Abu Nasr Al – Farabi atau yang lebih dikenal dengan sebutan Al – Farabi dilahirkan pada tahun 870 M dan meninggal pada tahun 950 M atau pada tahun 258 H – 339 H. sebagai suatu sistem pembangunan filsafat, Al – Farabi telah membaktikan hidup dan pemikirannya pada masyarakat dunia islam dan tidak terkecuali bagi kaum nasrani dan yahudi. Al – Farabi merupakan seorang philosof muslim yang menjauhi dunia politik, keramaian dan gaungan serta kericuhan masyarakat. Ia telah membuahkan karya dan pemikirannya yang sampai sekarang bangyak dianut oleh masyarakat barat dan timur.

Berbeda dengan kebanyakan sarjana muslim lainnya, Al – Farabi tidak menuliskan sejarah hidupya dan tak seorang diantara murid - muridnya merekam dan melestarikan sejarah tentang hidupnya, seperti yang dilakukan oleh Al – Juzjani yang telah dipersembahkan untuk gurunya, yaitu Ibn – Sina. Sehingga sejarah tentang hidup dan biografi seorang Al – farabi hingga kini masih samar tidak jelas betul dan masih perlu dilkakukan penelitian lebih lanjut dan mendalam.

Kehidupan seorang Al – Farabi dapat dikategorikan menjadi dua periode, yaitu periode pertama berawal sejak ia dilahirkan sejak usianya beranjak 50 tahun. Informasi yang diterima tentang hal ini adalah bahwa seorang Al – Farabi dilahirkan di Wasij, sebuah desa kecil dekat Farab di transoxiana. Al – farabi terlahir sebagai seorang berkebangsaan Turki dan ayahnya seorang jenderal dan ia pernah bekerja sebagai hakim dalam kurun waktu tertentu. Pada awal abad ke 3 H atau 9 M di Farab sendiri tengah terjadi pergerakan kebudayaan dan pemikiran yang luas dan bersamaan dengan pengenalan islam dan pada saat itu  pula terkenal seorang ahli bahasa Al – Jauhari yang telah menulis buku Al – Shihah, salah seorang yang hidup pada zaman Al – Farabi.

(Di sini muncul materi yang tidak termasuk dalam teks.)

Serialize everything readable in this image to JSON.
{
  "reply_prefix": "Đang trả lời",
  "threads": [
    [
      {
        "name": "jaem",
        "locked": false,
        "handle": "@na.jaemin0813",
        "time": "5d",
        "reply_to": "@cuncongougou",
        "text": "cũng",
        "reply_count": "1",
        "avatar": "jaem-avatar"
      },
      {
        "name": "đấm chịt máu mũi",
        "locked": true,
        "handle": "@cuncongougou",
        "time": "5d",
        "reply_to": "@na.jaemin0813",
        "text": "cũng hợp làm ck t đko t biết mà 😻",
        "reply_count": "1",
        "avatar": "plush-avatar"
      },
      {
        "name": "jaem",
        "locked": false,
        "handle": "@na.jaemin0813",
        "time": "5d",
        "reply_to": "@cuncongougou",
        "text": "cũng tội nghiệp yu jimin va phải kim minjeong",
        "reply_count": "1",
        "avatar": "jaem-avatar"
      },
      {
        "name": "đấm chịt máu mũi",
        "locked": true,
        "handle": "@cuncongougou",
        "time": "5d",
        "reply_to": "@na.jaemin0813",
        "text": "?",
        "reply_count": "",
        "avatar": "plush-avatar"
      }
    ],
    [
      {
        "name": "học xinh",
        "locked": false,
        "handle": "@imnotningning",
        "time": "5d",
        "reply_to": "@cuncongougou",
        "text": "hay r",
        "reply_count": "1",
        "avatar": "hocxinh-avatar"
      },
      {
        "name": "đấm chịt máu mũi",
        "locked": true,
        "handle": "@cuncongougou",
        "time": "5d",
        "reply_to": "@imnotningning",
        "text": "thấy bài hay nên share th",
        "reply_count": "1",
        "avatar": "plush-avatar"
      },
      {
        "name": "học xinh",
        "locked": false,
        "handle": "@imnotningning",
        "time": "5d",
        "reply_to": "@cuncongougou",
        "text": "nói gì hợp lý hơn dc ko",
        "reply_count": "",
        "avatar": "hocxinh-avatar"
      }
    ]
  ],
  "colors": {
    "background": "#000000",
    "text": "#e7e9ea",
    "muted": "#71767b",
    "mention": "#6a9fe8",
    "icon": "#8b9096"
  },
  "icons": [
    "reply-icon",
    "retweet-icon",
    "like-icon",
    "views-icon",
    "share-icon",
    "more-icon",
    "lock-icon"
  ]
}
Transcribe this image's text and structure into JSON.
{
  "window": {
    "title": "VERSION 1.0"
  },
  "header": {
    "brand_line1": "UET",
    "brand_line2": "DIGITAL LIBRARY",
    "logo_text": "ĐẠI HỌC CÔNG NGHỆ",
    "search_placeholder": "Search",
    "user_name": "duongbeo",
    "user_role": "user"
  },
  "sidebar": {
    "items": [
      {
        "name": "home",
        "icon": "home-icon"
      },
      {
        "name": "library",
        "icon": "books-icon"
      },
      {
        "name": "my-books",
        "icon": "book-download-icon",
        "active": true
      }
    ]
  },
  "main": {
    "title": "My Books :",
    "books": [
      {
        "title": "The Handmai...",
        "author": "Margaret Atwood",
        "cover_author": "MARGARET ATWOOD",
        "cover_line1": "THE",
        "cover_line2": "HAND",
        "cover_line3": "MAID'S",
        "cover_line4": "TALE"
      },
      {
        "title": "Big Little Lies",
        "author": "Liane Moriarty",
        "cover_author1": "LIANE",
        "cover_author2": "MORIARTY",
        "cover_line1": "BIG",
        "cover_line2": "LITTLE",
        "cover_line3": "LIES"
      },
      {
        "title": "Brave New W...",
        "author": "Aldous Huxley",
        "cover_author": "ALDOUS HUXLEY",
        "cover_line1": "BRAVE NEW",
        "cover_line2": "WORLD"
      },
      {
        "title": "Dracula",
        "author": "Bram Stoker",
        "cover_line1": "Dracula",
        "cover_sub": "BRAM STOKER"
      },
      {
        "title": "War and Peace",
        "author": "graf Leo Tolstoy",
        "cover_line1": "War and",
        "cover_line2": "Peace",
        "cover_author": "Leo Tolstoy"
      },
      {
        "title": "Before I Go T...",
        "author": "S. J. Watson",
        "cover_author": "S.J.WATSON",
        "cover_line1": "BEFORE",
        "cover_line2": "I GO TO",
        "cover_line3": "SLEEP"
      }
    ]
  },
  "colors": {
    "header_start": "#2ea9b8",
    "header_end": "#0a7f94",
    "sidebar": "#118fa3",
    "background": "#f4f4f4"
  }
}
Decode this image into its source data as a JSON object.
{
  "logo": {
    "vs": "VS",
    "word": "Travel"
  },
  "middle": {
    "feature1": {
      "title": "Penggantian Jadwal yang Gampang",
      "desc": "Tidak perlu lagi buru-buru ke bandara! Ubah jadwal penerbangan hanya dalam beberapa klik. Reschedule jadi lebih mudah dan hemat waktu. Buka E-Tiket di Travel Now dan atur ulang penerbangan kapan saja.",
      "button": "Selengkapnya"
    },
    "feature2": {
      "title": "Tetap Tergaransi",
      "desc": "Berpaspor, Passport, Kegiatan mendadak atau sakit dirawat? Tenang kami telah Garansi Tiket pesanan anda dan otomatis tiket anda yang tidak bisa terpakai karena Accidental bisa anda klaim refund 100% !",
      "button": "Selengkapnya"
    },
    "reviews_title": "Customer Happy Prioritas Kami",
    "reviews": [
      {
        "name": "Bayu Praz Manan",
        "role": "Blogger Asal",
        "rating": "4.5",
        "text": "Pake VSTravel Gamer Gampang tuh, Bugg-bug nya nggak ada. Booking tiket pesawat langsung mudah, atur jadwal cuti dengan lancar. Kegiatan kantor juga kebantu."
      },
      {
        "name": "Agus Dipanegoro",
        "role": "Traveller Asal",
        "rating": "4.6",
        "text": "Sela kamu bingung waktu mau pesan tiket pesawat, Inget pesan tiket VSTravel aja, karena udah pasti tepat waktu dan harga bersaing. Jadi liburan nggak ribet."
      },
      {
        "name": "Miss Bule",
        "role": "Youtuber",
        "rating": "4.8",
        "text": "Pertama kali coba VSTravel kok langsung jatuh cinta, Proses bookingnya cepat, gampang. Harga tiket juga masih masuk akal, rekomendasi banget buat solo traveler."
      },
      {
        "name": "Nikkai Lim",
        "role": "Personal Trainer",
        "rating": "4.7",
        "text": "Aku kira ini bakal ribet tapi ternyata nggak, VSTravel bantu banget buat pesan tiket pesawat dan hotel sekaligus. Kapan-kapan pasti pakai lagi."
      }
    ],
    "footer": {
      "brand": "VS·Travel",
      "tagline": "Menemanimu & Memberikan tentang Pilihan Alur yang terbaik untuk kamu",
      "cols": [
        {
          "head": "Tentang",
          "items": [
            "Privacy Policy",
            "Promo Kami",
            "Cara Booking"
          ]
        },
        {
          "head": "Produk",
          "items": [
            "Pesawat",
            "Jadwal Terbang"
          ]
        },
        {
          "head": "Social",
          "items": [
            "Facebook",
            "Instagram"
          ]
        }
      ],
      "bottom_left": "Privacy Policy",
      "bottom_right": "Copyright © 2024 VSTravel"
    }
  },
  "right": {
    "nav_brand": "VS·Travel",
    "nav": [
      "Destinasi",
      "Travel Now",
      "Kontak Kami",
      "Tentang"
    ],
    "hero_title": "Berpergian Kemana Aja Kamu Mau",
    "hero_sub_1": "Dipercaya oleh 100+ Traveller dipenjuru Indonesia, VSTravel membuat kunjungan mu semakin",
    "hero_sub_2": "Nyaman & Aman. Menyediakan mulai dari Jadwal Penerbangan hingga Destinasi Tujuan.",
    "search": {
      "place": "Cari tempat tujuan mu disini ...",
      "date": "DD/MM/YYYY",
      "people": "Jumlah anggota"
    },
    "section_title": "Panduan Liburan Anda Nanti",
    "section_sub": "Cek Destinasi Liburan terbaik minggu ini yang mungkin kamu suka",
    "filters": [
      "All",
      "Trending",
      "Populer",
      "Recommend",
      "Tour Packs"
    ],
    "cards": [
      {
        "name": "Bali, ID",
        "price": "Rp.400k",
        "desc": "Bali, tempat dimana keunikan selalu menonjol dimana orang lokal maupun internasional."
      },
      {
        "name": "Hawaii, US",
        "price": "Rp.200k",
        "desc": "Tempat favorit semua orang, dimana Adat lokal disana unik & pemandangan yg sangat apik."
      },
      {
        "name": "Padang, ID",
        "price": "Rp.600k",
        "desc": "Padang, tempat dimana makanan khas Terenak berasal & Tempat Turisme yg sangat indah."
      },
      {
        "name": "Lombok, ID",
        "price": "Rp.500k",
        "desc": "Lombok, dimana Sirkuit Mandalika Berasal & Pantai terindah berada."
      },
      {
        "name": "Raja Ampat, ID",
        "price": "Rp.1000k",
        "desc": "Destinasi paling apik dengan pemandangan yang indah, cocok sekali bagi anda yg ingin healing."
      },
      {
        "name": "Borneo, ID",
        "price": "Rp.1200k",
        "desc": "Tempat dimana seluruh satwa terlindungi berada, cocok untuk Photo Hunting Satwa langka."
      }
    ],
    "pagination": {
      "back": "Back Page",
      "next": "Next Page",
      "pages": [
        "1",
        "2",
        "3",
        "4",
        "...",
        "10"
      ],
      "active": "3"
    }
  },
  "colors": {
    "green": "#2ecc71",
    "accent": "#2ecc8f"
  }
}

Pendidikan dasarnya adalah keagamaan dan bahasa. Ia mempelajari fiqh, hadist dan tafsir Al – Qur’an. Ia juga mempelajari bahasa Arab, turki dan Parsi. Adalah sangat meragukan bahwa seorang Al – Farabi menguasai bahasa – bahasa lainnya seperti apa yang dikatakan oleh Ibn Khalikan, Al – Farabi menguasai 70 bahasa. Hal ini ditunjukan dari sebuah penafsiran Al – Farabi tentang kata safsathah (sophistry), tampak jelaslah bahwa ia tidak menguasai bahasa Yunani. Ia tidak mengabaikan manfaat yang diperoleh dari pelajaran – pelajaran rasional yang berlangsung pada massa hidupnya, seperti geometri (matematika) dan filsafat itu sendiri. Berbeda dan bertentangan dengan dugaan kebanyakan orang bahwa Al – Farabi tidak memperhatikan dunia kedokteran. Ketika seorang Al – Farabi terkarik dengan kajian rasional maka ia tidak pernah puas dengan apa yang telah diperolehnya dikota tempat ia dilahirkan. Hasrat intelektual seorang Al – Farabi mendorongnya untuk berkelana meninggalkan rumah dan kota kelahirannya untuk menuntut ilmu pengetahuan.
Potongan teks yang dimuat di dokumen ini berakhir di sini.